Skin lesions or other dermatologic findings – Suspicious skin lesions are evaluated and documented. If included as part of the general surgical consent, intraoperative photographs and possibly biopsy may be performed. These may aid referrals and care planning. Lesions concerning for vulvar cancer may warrant intraoperative consultation by gynecologic oncology.

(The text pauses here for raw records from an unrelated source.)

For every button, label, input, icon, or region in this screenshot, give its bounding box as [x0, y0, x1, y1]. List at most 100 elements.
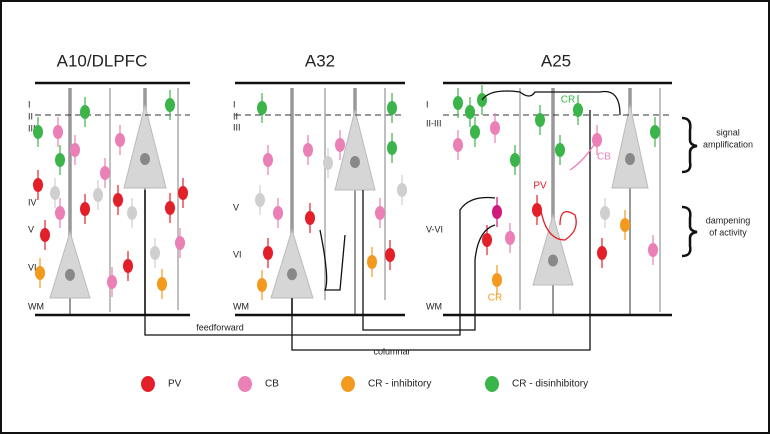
interneuron [263, 153, 273, 167]
legend-swatch [341, 376, 355, 392]
interneuron [482, 233, 492, 247]
interneuron [93, 188, 103, 202]
interneuron [555, 143, 565, 157]
legend-label: CB [265, 379, 279, 390]
nucleus [350, 156, 360, 168]
layer-label: III [233, 122, 241, 132]
cell-label: CR [561, 95, 575, 106]
cell-label: CB [597, 152, 611, 163]
interneuron [490, 121, 500, 135]
interneuron [597, 246, 607, 260]
interneuron [40, 228, 50, 242]
interneuron [150, 246, 160, 260]
pathway-label: feedforward [196, 322, 244, 332]
interneuron [175, 236, 185, 250]
cell-label: PV [533, 181, 547, 192]
nucleus [65, 268, 75, 281]
interneuron [492, 273, 502, 287]
interneuron [323, 156, 333, 170]
interneuron [113, 193, 123, 207]
interneuron [305, 211, 315, 225]
legend-label: PV [168, 379, 182, 390]
disinhibitory-fiber [481, 90, 621, 116]
interneuron [397, 183, 407, 197]
interneuron [335, 138, 345, 152]
interneuron [55, 206, 65, 220]
nucleus [287, 268, 297, 281]
interneuron [600, 206, 610, 220]
interneuron [178, 186, 188, 200]
interneuron [100, 166, 110, 180]
interneuron [303, 143, 313, 157]
interneuron [532, 203, 542, 217]
interneuron [510, 153, 520, 167]
layer-label: IV [28, 197, 37, 207]
pyramidal-neuron [123, 104, 167, 189]
layer-label: III [28, 123, 36, 133]
interneuron [535, 113, 545, 127]
interneuron [53, 125, 63, 139]
pyramidal-neuron [49, 230, 91, 299]
interneuron [492, 205, 502, 219]
pyramidal-neuron [532, 213, 574, 286]
layer-label: WM [426, 301, 442, 311]
pathway-label: columnar [373, 346, 410, 356]
brace [681, 116, 698, 174]
layer-label: II [28, 111, 33, 121]
interneuron [80, 105, 90, 119]
interneuron [165, 201, 175, 215]
axon-branch [319, 229, 346, 291]
pyramidal-neuron [611, 104, 649, 189]
interneuron [70, 143, 80, 157]
layer-label: I [28, 99, 31, 109]
interneuron [263, 246, 273, 260]
layer-label: VI [233, 249, 242, 259]
interneuron [157, 277, 167, 291]
layer-label: V-VI [426, 224, 443, 234]
interneuron [257, 278, 267, 292]
columnar-path [291, 110, 591, 351]
interneuron [620, 218, 630, 232]
panel-title: A25 [541, 51, 571, 70]
interneuron [80, 202, 90, 216]
interneuron [127, 206, 137, 220]
interneuron [257, 101, 267, 115]
annotation: amplification [703, 139, 753, 149]
interneuron [465, 105, 475, 119]
legend-label: CR - inhibitory [368, 379, 431, 390]
interneuron [255, 193, 265, 207]
layer-label: VI [28, 262, 37, 272]
interneuron [470, 125, 480, 139]
interneuron [453, 96, 463, 110]
feedforward-path [144, 190, 496, 336]
interneuron [387, 101, 397, 115]
interneuron [367, 255, 377, 269]
interneuron [50, 186, 60, 200]
cb-axon [569, 139, 598, 171]
nucleus [625, 152, 635, 165]
layer-label: V [28, 224, 34, 234]
layout: A10/DLPFCIIIIIIIVVVIWMA32IIIIIIVVIWMA25I… [28, 51, 753, 392]
annotation: of activity [709, 227, 747, 237]
annotation: dampening [706, 215, 751, 225]
interneuron [35, 266, 45, 280]
layer-label: II [233, 111, 238, 121]
interneuron [107, 275, 117, 289]
legend-label: CR - disinhibitory [512, 379, 588, 390]
interneuron [650, 125, 660, 139]
interneuron [385, 248, 395, 262]
projection [362, 190, 496, 331]
interneuron [55, 153, 65, 167]
interneuron [648, 243, 658, 257]
pyramidal-neuron [334, 109, 376, 191]
legend-swatch [238, 376, 252, 392]
layer-label: WM [233, 301, 249, 311]
interneuron [165, 98, 175, 112]
layer-label: V [233, 202, 239, 212]
cell-label: CR [488, 293, 502, 304]
interneuron [115, 133, 125, 147]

Obstetric laceration or vulvar hematoma – Pelvic EUA may be needed to fully evaluate and treat patients who have sustained complex obstetric lacerations, obstetric anal sphincter injuries, and/or vulvar hematomas. These are addressed in detail separately.

(See "Repair of perineal lacerations associated with childbirth".)

(See "Obstetric anal sphincter injury (OASIS)".)

(See "Management of hematomas incurred as a result of obstetric delivery".)

Pelvic trauma Patients who sustain pelvic trauma may require a pelvic EUA to evaluate for pelvic fracture, instability of identified fractures, and/or soft tissue injury after pelvic trauma.

(See "Pelvic trauma: Initial evaluation and management".)

(See "Blunt genitourinary trauma: Initial evaluation and management".)

(See "Evaluation and management of female lower genital tract trauma".).

Lymphadenopathy – We examine the lymph nodes of patients with potential metastatic disease. Enlarged nodes are examined for mobility and potential access for biopsy or resection, as appropriate.

SUMMARY AND RECOMMENDATIONS

Indications – Pelvic examination under anesthesia (EUA) is performed when a patient cannot be adequately examined without sedation or general anesthesia (eg, reasons of discomfort, pelvic trauma), to guide a subsequent surgical procedure (eg, route of hysterectomy), or to clinically stage a patient at the time of cancer surgery (eg, vaginal or cervical cancer). (See 'Indications' above.)

Preparation – Preparation for pelvic EUA involves shared decision-making with the patient; discussion of the medical indication; informed consent, including explicit discussion of any trainee involvement; and review of the anticipated benefits and risks. (See 'Preparation' above.)

Technique – Pelvic EUA includes a complete examination of the abdomen and pelvis, including evaluation of the vulva and speculum, bimanual, and rectovaginal examination. Additional procedures may include photographs (eg, skin lesions) and/or tissue biopsy (eg, enlarged lymph nodes). (See 'Technique' above.)

Additional focused examination – Some patients may require additional components to complete the examination. These include patients with lymphadenopathy, skin lesions or other dermatologic findings, obstetric laceration or vulvar hematoma, and pelvic trauma or fracture. (See 'Additional focused examination' above.)